Once Moore’s bid was rejected, he and his attorney presented the county Board of Supervisors with a counter offer to buy the parcels for $65,000. The Board of Supervisors then voted to sell the land to the town of North Hudson on June 5 for $60,000, but the sale is not likely to be finalized until the lawsuit is settled, County Attorney Daniel Manning said.
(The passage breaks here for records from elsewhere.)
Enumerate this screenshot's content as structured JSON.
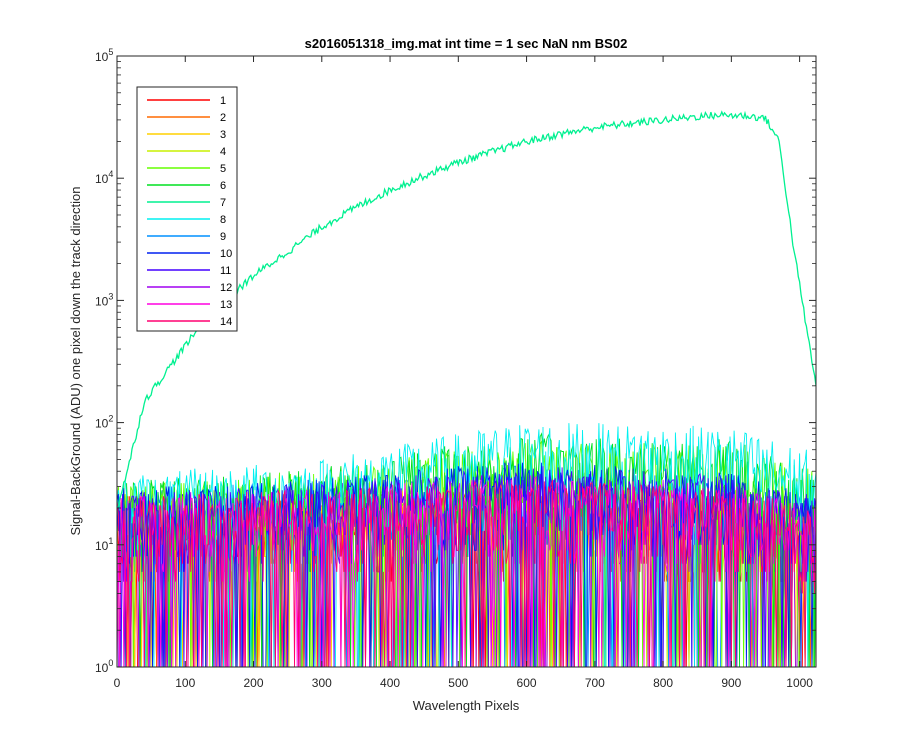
{
  "chart_data": {
    "type": "line",
    "title": "s2016051318_img.mat int time = 1 sec  NaN nm BS02",
    "xlabel": "Wavelength Pixels",
    "ylabel": "Signal-BackGround (ADU) one pixel down the track direction",
    "xlim": [
      0,
      1024
    ],
    "ylim": [
      1,
      100000
    ],
    "yscale": "log",
    "grid": false,
    "legend_position": "top-left",
    "x_ticks": [
      0,
      100,
      200,
      300,
      400,
      500,
      600,
      700,
      800,
      900,
      1000
    ],
    "y_ticks": [
      {
        "value": 1,
        "base": "10",
        "exp": "0"
      },
      {
        "value": 10,
        "base": "10",
        "exp": "1"
      },
      {
        "value": 100,
        "base": "10",
        "exp": "2"
      },
      {
        "value": 1000,
        "base": "10",
        "exp": "3"
      },
      {
        "value": 10000,
        "base": "10",
        "exp": "4"
      },
      {
        "value": 100000,
        "base": "10",
        "exp": "5"
      }
    ],
    "series": [
      {
        "name": "1",
        "color": "#ff0000",
        "envelope": {
          "x": [
            0,
            300,
            600,
            900,
            1024
          ],
          "y": [
            12,
            12,
            14,
            12,
            10
          ]
        }
      },
      {
        "name": "2",
        "color": "#ff6a00",
        "envelope": {
          "x": [
            0,
            300,
            600,
            900,
            1024
          ],
          "y": [
            12,
            13,
            15,
            13,
            10
          ]
        }
      },
      {
        "name": "3",
        "color": "#ffd000",
        "envelope": {
          "x": [
            0,
            300,
            600,
            900,
            1024
          ],
          "y": [
            12,
            13,
            16,
            13,
            10
          ]
        }
      },
      {
        "name": "4",
        "color": "#c8f000",
        "envelope": {
          "x": [
            0,
            300,
            600,
            900,
            1024
          ],
          "y": [
            13,
            14,
            18,
            14,
            11
          ]
        }
      },
      {
        "name": "5",
        "color": "#66ff00",
        "envelope": {
          "x": [
            0,
            300,
            600,
            900,
            1024
          ],
          "y": [
            15,
            20,
            35,
            32,
            20
          ]
        }
      },
      {
        "name": "6",
        "color": "#00e020",
        "envelope": {
          "x": [
            0,
            300,
            600,
            900,
            1024
          ],
          "y": [
            16,
            22,
            40,
            36,
            22
          ]
        }
      },
      {
        "name": "7",
        "color": "#00f090",
        "line": {
          "x": [
            0,
            15,
            40,
            80,
            120,
            160,
            200,
            250,
            300,
            350,
            400,
            450,
            500,
            550,
            600,
            650,
            700,
            750,
            800,
            850,
            880,
            920,
            950,
            970,
            990,
            1010,
            1024
          ],
          "y": [
            20,
            40,
            150,
            300,
            600,
            1000,
            1600,
            2500,
            4000,
            5800,
            8000,
            10500,
            13500,
            16500,
            20000,
            23000,
            26000,
            28000,
            30000,
            32000,
            33000,
            32500,
            31000,
            20000,
            3000,
            600,
            200
          ]
        }
      },
      {
        "name": "8",
        "color": "#00f0f0",
        "envelope": {
          "x": [
            0,
            300,
            600,
            900,
            1024
          ],
          "y": [
            18,
            25,
            50,
            45,
            28
          ]
        }
      },
      {
        "name": "9",
        "color": "#0090ff",
        "envelope": {
          "x": [
            0,
            300,
            600,
            900,
            1024
          ],
          "y": [
            14,
            16,
            22,
            18,
            12
          ]
        }
      },
      {
        "name": "10",
        "color": "#0020f0",
        "envelope": {
          "x": [
            0,
            300,
            600,
            900,
            1024
          ],
          "y": [
            14,
            17,
            24,
            19,
            12
          ]
        }
      },
      {
        "name": "11",
        "color": "#4400ff",
        "envelope": {
          "x": [
            0,
            300,
            600,
            900,
            1024
          ],
          "y": [
            13,
            16,
            22,
            18,
            12
          ]
        }
      },
      {
        "name": "12",
        "color": "#a000f0",
        "envelope": {
          "x": [
            0,
            300,
            600,
            900,
            1024
          ],
          "y": [
            13,
            15,
            20,
            16,
            11
          ]
        }
      },
      {
        "name": "13",
        "color": "#ff00e0",
        "envelope": {
          "x": [
            0,
            300,
            600,
            900,
            1024
          ],
          "y": [
            12,
            14,
            18,
            15,
            10
          ]
        }
      },
      {
        "name": "14",
        "color": "#ff0070",
        "envelope": {
          "x": [
            0,
            300,
            600,
            900,
            1024
          ],
          "y": [
            12,
            14,
            17,
            14,
            10
          ]
        }
      }
    ]
  }
}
The sale was approved on a close weighted vote.
The town of North Hudson plans to use the land for economic development, for a new gas station and snowmobiling trails.
“I’m hoping,” Moore told the Enterprise of his chances to win the lawsuit. “My attorney thinks the things they did were very improper.”
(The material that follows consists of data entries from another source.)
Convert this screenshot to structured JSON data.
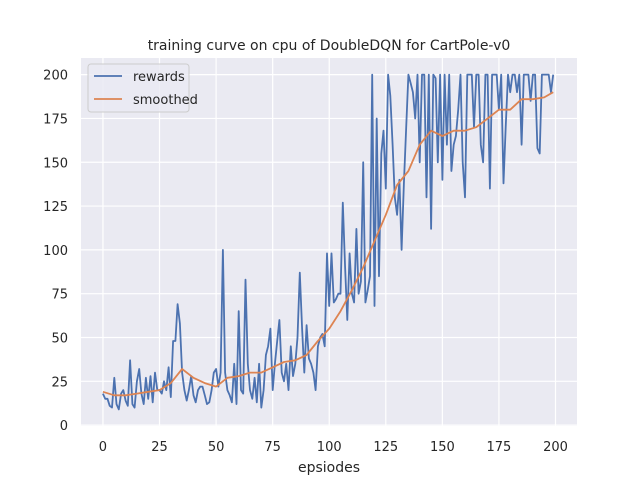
{
  "chart_data": {
    "type": "line",
    "title": "training curve on cpu of DoubleDQN for CartPole-v0",
    "xlabel": "epsiodes",
    "ylabel": "",
    "xlim": [
      -9.7,
      209.5
    ],
    "ylim": [
      -0.5,
      209.5
    ],
    "xticks": [
      0,
      25,
      50,
      75,
      100,
      125,
      150,
      175,
      200
    ],
    "yticks": [
      0,
      25,
      50,
      75,
      100,
      125,
      150,
      175,
      200
    ],
    "grid": true,
    "legend_position": "top-left",
    "background": "#eaeaf2",
    "series": [
      {
        "name": "rewards",
        "color": "#4c72b0",
        "x_start": 0,
        "values": [
          18,
          15,
          15,
          11,
          10,
          27,
          12,
          9,
          18,
          20,
          14,
          11,
          37,
          12,
          10,
          25,
          32,
          18,
          12,
          27,
          15,
          28,
          13,
          30,
          20,
          20,
          18,
          25,
          20,
          33,
          16,
          48,
          48,
          69,
          58,
          30,
          20,
          14,
          20,
          28,
          17,
          13,
          20,
          22,
          22,
          17,
          12,
          13,
          20,
          30,
          32,
          22,
          30,
          100,
          30,
          20,
          17,
          13,
          35,
          12,
          65,
          20,
          18,
          83,
          35,
          20,
          15,
          27,
          13,
          35,
          10,
          20,
          40,
          45,
          55,
          20,
          35,
          48,
          60,
          30,
          25,
          35,
          20,
          45,
          28,
          35,
          50,
          87,
          55,
          30,
          57,
          38,
          35,
          30,
          20,
          45,
          50,
          52,
          45,
          98,
          68,
          98,
          70,
          72,
          75,
          75,
          127,
          90,
          60,
          98,
          75,
          70,
          112,
          75,
          82,
          150,
          70,
          77,
          85,
          200,
          68,
          175,
          85,
          155,
          168,
          135,
          200,
          188,
          160,
          130,
          120,
          140,
          100,
          138,
          170,
          200,
          195,
          190,
          175,
          200,
          150,
          200,
          200,
          130,
          200,
          112,
          200,
          198,
          150,
          200,
          140,
          200,
          160,
          200,
          145,
          160,
          165,
          180,
          200,
          150,
          130,
          200,
          200,
          200,
          170,
          200,
          200,
          160,
          150,
          200,
          200,
          135,
          200,
          200,
          200,
          180,
          200,
          138,
          170,
          200,
          190,
          200,
          200,
          190,
          200,
          160,
          200,
          200,
          200,
          185,
          200,
          200,
          158,
          155,
          200,
          200,
          200,
          200,
          190,
          200
        ]
      },
      {
        "name": "smoothed",
        "color": "#dd8452",
        "x": [
          0,
          5,
          10,
          15,
          20,
          25,
          30,
          35,
          40,
          45,
          50,
          55,
          60,
          65,
          70,
          75,
          80,
          85,
          90,
          95,
          100,
          105,
          110,
          115,
          120,
          125,
          130,
          135,
          140,
          145,
          150,
          155,
          160,
          165,
          170,
          175,
          180,
          185,
          190,
          195,
          199
        ],
        "values": [
          19,
          17,
          17,
          18,
          19,
          20,
          24,
          32,
          27,
          24,
          22,
          27,
          28,
          30,
          30,
          33,
          36,
          37,
          40,
          48,
          55,
          65,
          77,
          90,
          105,
          120,
          137,
          145,
          160,
          168,
          165,
          168,
          168,
          170,
          175,
          180,
          180,
          186,
          186,
          187,
          190
        ]
      }
    ]
  }
}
Moore owns another piece of Frontier Town property he bought at a past tax auction.
Manning said the suit claims the county violated its own authority.
“It basically says they feel what we did was arbitrary, capricious and beyond the scope of what we were suppose to do,” Manning said. “They’re saying, ‘Look, you did something you didn’t have the power to do.'”
Manning said that’s not the case, that the county had every authority to do what they did and Moore should know that.
“In an auction, the county can set its own terms and conditions,” Manning said. “We set those terms and conditions, one of which, was that no bids would be considered final or accepted unless the Essex County Board of Supervisors approved each sale.”
Manning said those terms and conditions were signed by each bidder with a copy of their driver’s license and social security card attached to it.
“Also, these rules were all explained to them at a seminar held before the auction, and I believe it was explained to everyone at the auction,” Manning said.
The county also rejected another bid at the recent tax auction due to the seller not wanting to have an easement approved for snowmobile use. Manning said the board has been talking about whether or not to sell the parcels for months in committee.
“They’re not telling the truth about that,” Moore said. “They had this deal all planned before the auction. They didn’t let me buy it because (they said) I didn’t pay enough, then then they go and sell it to the town of North Hudson for half the amount. There was no minimum bid.”
The properties had $146,379 in taxes and penalties owed, according to county Manager Dan Palmer.
It’s the second year in a row the county held a tax auction. Prior to that, the most recent auction was in 2008.